Otros pronósticos del mercado también se han vuelto más cautos. Una estimación anterior de Morgan Stanley situaba el crecimiento de las ventas de 2026 en el 13%, por debajo del objetivo del 20% de la dirección. El mismo informe señalaba que HSBC esperaba un crecimiento del 9,6%, mientras que Deutsche Bank proyectaba una caída del 2%. Se trata de previsiones de analistas, no de objetivos confirmados por la empresa, y pueden cambiar a medida que se conozcan nuevos resultados.
La debilidad de la cotización refleja una cuestión más amplia: ¿puede Pop Mart transformar un personaje viral en una cartera duradera de propiedades intelectuales o buena parte del crecimiento reciente estuvo ligada a una moda temporal?
Business Times informó de que Pop Mart había perdido aproximadamente 32.000 millones de dólares estadounidenses de capitalización bursátil desde el máximo de la fiebre de Labubu. Otro informe calculó la pérdida en unos 28.000 millones de dólares, una diferencia que muestra cómo el resultado depende de la fecha de medición y del máximo utilizado como referencia.
La empresa intenta ampliar Labubu más allá de los juguetes coleccionables. Pop Mart y Sony Pictures Entertainment anunciaron planes para desarrollar una película sobre el personaje, con la intención de llevarlo a una audiencia más amplia. La estrategia descrita en los informes también incluye experiencias como el parque temático Pop Land de Pekín, colaboraciones como la de Disney-Pixar, más acuerdos de licencia y franquicia, un aumento de las compras repetidas y el desarrollo de nuevas propiedades intelectuales.
Estas iniciativas pueden abrir nuevas formas de relacionarse con los personajes de Pop Mart. Pero necesitan tiempo para demostrar su valor. Una película, una colaboración o una nueva línea de productos no prueba por sí sola que exista una demanda recurrente, especialmente cuando las ventas internacionales ya están disminuyendo.
La próxima prueba será comprobar si la fortaleza del mercado chino puede compensar el deterioro internacional sin que la empresa vuelva a depender de un único personaje de éxito. Los inversores probablemente se fijarán en cuatro indicadores:
Pop Mart también anunció un programa de recompra de acciones de entre 2.000 y 5.000 millones de yuanes, aludiendo a la moderación de las ventas domésticas y a la normalización de la demanda después del sólido desempeño del año anterior. La recompra puede ayudar a sostener la confianza del mercado, pero no resuelve la cuestión fundamental sobre la durabilidad del negocio.

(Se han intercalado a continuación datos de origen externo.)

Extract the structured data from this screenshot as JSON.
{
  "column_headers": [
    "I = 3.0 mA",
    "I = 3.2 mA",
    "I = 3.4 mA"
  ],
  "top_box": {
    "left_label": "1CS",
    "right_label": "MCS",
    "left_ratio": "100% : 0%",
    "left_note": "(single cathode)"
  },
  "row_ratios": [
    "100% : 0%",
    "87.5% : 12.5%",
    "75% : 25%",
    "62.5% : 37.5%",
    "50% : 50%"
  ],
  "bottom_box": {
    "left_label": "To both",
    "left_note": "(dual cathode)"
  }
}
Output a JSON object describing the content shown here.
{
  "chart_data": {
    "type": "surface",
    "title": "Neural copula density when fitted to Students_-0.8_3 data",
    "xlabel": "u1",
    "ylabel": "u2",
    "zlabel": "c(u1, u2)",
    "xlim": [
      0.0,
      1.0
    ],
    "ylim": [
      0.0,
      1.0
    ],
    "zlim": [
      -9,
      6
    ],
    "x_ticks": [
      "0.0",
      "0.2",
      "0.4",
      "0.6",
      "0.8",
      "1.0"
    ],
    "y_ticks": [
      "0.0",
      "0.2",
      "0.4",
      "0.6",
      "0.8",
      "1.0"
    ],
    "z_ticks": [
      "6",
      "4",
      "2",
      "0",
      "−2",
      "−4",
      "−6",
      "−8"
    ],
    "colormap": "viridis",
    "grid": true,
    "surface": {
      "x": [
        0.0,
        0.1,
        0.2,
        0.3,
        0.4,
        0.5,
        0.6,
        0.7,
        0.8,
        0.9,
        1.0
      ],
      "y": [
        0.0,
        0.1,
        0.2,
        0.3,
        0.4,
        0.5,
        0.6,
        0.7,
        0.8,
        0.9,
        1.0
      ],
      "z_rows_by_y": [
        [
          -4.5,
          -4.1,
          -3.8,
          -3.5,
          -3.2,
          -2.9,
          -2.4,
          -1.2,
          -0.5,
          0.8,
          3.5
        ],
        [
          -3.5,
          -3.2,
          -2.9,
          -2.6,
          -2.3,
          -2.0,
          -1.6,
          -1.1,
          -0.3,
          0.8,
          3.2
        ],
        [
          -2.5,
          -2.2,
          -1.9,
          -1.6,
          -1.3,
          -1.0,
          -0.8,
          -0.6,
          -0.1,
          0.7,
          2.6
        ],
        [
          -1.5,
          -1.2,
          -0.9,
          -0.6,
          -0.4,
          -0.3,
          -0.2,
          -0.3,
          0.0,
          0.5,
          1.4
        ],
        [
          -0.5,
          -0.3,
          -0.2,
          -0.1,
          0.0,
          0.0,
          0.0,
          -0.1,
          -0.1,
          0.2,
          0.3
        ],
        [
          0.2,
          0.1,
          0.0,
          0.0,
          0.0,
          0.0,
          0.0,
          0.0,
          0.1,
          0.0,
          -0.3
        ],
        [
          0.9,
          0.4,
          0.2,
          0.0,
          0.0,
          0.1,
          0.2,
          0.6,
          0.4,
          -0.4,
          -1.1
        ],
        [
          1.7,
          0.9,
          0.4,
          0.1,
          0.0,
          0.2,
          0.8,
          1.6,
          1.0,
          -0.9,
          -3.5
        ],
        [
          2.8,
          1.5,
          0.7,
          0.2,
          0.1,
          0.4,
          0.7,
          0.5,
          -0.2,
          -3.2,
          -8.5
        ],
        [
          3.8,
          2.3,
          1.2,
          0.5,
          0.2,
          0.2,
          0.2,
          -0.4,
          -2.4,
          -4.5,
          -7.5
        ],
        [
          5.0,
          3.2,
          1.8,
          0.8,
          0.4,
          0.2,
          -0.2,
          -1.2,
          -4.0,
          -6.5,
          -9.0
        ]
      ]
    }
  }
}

Los resultados del primer semestre marcan así un cambio en el debate de inversión. Pop Mart ya no será juzgada solo por su capacidad para provocar otro fenómeno viral con Labubu. Ahora debe demostrar que sus personajes, canales de venta y alianzas de entretenimiento pueden generar un crecimiento repetible cuando la euforia empieza a disiparse.